Breastfeeding Challenges


One of my biggest fears regarding having a baby was the inability to breastfeed. Thank God that is not the case, but it has definitely been a challenge to successfully breastfeed.

Lila and I didn’t not have the easiest of deliveries and as a result, she was not able to immediately try to breastfeed after birth. In addition, the difficult birth resulted with Lila having a pinched nerve in her left cheek which caused it to sag. My lactation consultant and pediatrician both agree that this made it more difficult for Lila to suck.

After I got stitched up at the midwifery, I attempted to breastfeed Lila with no luck. She showed some interest, but never actually had a successful latch. We left that night with a bottle of donated breast milk and a couple syringes. The midwife taught us how to feed Lila with a syringe while she sucked on our finger. This broke my heart, but I was optimistic that it would only take a few more tries before she was nursing like a pro.

This was not the case.

After two days, Lila was done with the bottle of breast milk and still hadn’t successfully nursed from me. I was pumping what little I could and feeding her that along with the breast milk. I was really starting to get depressed about it and getting really discouraged. Our midwife gave us another bottle of donated milk and told me to meet with a lactation consultant asap. At this point, Lila had already lost 9.5 ounces and was down to 8 pounds.
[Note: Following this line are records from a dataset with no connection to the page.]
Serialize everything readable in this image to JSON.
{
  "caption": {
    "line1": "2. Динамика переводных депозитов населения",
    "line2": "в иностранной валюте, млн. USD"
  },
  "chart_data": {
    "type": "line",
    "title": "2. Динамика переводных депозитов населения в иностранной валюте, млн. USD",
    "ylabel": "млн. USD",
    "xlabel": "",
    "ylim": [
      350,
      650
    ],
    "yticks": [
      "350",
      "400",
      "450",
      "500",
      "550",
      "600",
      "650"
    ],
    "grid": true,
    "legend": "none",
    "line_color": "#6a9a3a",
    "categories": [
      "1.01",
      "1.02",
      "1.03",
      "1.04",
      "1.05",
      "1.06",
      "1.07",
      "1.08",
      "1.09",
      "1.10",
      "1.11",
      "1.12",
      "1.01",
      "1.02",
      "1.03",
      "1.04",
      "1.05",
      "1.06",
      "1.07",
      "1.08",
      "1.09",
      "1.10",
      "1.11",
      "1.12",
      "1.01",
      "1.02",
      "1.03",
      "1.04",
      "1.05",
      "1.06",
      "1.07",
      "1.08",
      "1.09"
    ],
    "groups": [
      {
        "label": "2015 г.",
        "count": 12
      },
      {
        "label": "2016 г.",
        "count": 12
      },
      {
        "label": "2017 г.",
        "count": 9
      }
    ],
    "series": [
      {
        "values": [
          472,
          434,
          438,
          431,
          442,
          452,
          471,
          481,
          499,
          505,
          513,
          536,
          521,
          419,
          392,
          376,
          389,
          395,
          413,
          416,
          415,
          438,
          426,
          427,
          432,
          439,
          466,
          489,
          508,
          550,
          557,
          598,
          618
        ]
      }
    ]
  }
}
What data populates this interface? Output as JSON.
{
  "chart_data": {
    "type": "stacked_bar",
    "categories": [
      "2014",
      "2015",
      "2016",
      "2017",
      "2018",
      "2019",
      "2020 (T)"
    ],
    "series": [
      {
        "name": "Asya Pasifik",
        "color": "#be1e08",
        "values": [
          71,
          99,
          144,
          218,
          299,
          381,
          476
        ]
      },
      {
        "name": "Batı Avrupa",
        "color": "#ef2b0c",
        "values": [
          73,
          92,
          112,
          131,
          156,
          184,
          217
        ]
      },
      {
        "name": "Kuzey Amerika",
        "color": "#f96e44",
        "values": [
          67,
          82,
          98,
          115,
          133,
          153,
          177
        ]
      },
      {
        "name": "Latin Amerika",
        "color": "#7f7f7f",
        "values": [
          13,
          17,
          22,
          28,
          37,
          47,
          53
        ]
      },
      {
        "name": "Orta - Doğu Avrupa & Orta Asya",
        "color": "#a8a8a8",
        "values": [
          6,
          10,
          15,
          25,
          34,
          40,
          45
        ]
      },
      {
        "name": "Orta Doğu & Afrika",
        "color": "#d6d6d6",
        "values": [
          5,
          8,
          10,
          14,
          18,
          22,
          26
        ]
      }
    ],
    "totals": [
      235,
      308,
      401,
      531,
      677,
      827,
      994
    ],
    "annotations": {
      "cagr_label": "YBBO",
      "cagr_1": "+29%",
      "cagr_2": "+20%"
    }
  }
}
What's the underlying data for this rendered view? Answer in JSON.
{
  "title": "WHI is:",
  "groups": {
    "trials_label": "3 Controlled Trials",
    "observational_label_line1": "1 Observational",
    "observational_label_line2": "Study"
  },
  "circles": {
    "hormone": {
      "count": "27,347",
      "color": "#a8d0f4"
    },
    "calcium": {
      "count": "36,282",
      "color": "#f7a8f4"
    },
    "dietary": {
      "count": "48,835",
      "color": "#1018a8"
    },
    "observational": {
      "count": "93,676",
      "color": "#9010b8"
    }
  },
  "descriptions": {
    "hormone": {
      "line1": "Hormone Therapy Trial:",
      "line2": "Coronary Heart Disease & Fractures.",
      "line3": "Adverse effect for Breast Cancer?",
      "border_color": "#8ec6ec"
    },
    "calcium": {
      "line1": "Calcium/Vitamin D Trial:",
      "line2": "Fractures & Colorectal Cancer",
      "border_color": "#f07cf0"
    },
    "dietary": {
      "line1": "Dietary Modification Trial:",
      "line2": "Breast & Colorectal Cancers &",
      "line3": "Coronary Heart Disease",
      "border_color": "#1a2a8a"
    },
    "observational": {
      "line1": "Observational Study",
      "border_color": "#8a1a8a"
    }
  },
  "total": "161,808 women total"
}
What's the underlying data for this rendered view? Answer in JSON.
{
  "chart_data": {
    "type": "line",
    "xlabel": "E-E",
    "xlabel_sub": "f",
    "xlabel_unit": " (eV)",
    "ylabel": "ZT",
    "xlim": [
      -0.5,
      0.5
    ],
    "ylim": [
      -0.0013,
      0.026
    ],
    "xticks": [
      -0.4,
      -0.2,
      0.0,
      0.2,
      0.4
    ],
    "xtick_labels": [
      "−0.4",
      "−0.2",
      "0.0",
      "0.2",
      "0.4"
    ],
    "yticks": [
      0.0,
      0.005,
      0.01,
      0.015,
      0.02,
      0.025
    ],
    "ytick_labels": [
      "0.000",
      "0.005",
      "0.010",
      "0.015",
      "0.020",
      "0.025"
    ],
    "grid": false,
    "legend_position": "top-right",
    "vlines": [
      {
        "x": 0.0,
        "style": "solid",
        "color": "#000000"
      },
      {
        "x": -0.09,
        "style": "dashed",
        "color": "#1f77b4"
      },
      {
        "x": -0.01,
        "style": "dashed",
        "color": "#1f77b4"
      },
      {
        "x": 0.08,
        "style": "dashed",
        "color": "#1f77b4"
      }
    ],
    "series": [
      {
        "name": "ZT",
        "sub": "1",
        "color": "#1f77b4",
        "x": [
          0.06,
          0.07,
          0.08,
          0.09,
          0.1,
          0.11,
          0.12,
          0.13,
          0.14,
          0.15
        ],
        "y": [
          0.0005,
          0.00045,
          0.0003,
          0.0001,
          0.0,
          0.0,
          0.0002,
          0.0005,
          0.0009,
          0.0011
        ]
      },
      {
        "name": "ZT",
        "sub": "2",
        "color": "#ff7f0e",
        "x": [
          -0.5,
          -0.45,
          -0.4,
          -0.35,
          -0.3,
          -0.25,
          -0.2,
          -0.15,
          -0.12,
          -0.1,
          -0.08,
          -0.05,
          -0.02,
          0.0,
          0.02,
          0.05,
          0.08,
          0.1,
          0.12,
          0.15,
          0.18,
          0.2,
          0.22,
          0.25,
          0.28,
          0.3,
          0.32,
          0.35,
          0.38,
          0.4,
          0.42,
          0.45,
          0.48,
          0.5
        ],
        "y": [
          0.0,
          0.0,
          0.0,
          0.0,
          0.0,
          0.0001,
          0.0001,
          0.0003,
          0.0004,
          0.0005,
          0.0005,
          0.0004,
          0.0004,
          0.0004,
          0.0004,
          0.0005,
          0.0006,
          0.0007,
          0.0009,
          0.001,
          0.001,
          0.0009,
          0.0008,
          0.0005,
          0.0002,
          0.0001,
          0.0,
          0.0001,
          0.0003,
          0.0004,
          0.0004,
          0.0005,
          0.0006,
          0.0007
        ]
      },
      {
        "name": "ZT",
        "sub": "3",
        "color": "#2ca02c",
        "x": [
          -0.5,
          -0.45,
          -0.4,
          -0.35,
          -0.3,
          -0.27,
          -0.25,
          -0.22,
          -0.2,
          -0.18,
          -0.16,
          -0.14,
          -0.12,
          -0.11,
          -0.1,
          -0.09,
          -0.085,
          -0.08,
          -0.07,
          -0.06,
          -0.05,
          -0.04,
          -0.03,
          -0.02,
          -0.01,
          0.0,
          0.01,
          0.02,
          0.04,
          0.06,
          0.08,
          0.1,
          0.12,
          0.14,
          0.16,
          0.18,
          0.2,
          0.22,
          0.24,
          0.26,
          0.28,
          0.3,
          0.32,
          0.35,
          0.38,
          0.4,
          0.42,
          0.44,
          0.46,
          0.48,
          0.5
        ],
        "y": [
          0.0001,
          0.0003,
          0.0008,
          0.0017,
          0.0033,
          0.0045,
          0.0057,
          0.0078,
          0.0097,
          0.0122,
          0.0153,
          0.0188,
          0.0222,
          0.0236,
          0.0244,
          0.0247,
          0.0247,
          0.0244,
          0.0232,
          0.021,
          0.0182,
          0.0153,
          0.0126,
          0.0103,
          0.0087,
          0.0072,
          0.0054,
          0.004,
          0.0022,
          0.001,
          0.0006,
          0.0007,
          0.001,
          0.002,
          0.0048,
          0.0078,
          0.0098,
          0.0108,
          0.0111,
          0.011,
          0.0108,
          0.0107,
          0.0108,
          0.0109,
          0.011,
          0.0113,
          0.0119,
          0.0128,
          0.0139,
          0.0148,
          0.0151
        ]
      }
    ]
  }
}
I was finally able to get a hold of my consultant, Susan Sullivan, that evening and after learning about the situation and her pinched nerve, she suggested that I try a nipple shield. My parents were able to get one for me that night and to my pleasant surprise, Lila latched on perfectly to the nipple shield! This brought me tears of joy I was so happy. Of course, I would want to eventually ditch the shield, but this was the first positive sign of progress.

We stopped using the donated milk and I fed Lila with the shield on for close to 2 days. I didn’t even attempt removing the shield at first because I wanted her to get used to sucking at my breast before changing things on her again. The first time I removed the shield, Lila latched on without a problem. Oh happy day!

At this point, Lila was close to 4 days old. We had paperwork from our pediatrician that said after 5 days, we could stop forcing Lila to eat after every 2-3 hours and let her tell us when she was hungry as long as she didn’t go longer than 5 hours without eating. Since we had such a rocky start, we shouldn’t have followed this, but we didn’t know. As a result, Lila went 10 days without gaining any weight :( Now we are supplementing formula with most feedings until she is back to birth weight. Her next weight check is on Monday, and the pediatrician is confident that she’ll be at a good weight by then.

When the midwife first told us that we were going to need to supplement with some formula, my heart sank. I didn’t ever want to see that disgusting stuff enter her mouth. I even called the pediatricians that same day hoping that they wouldn’t agree with the midwife, but they did. It was such a hard day for me and I’d cry every time she had to drink it. I felt like I failed her. I’m still sad about it, but doing much better. I’m certain that when we go in for a weight check on Monday that everything will be great and that the pediatrician will tell us to stop the supplementing.

On top of letting her sleep too long between feedings, I have also learned that I wasn’t properly interpreting many of Lila’s cries. I assumed that since I had just finished feeding her, she wasn’t hungry. But I’ve since learned that she’ll often act as though she’s done, but not really be. Now that I’m feeding her more often and learning when she’s hungry, I believe that I could get her weight up without the formula, but we’re feeding it to her anyway because it’s what the pediatrician recommends. We usually only feed it to her for the day feedings though because all three of us are too exhausted for the middle of the night feedings. I absolutely hate waking her up so often. Many times I have to put a cold towel on her to wake her up and it makes me sad to do it to her. By the time I wake her up, feed her, and Dave gives her formula, it’s usually been well over an hour which means the process starts all over again in about another hour. It’s brutal on all of us. And since we believe Lila’s sleep is also important, we have decided to skip the formula in the middle of the night. She still gained 5 ounces in 2 days doing this, so I’m not worried about her not getting enough.

So yeah, breastfeeding has not been easy, but I believe we’ll be pros at it in no time. I’ll keep you posted regarding her weight on Monday!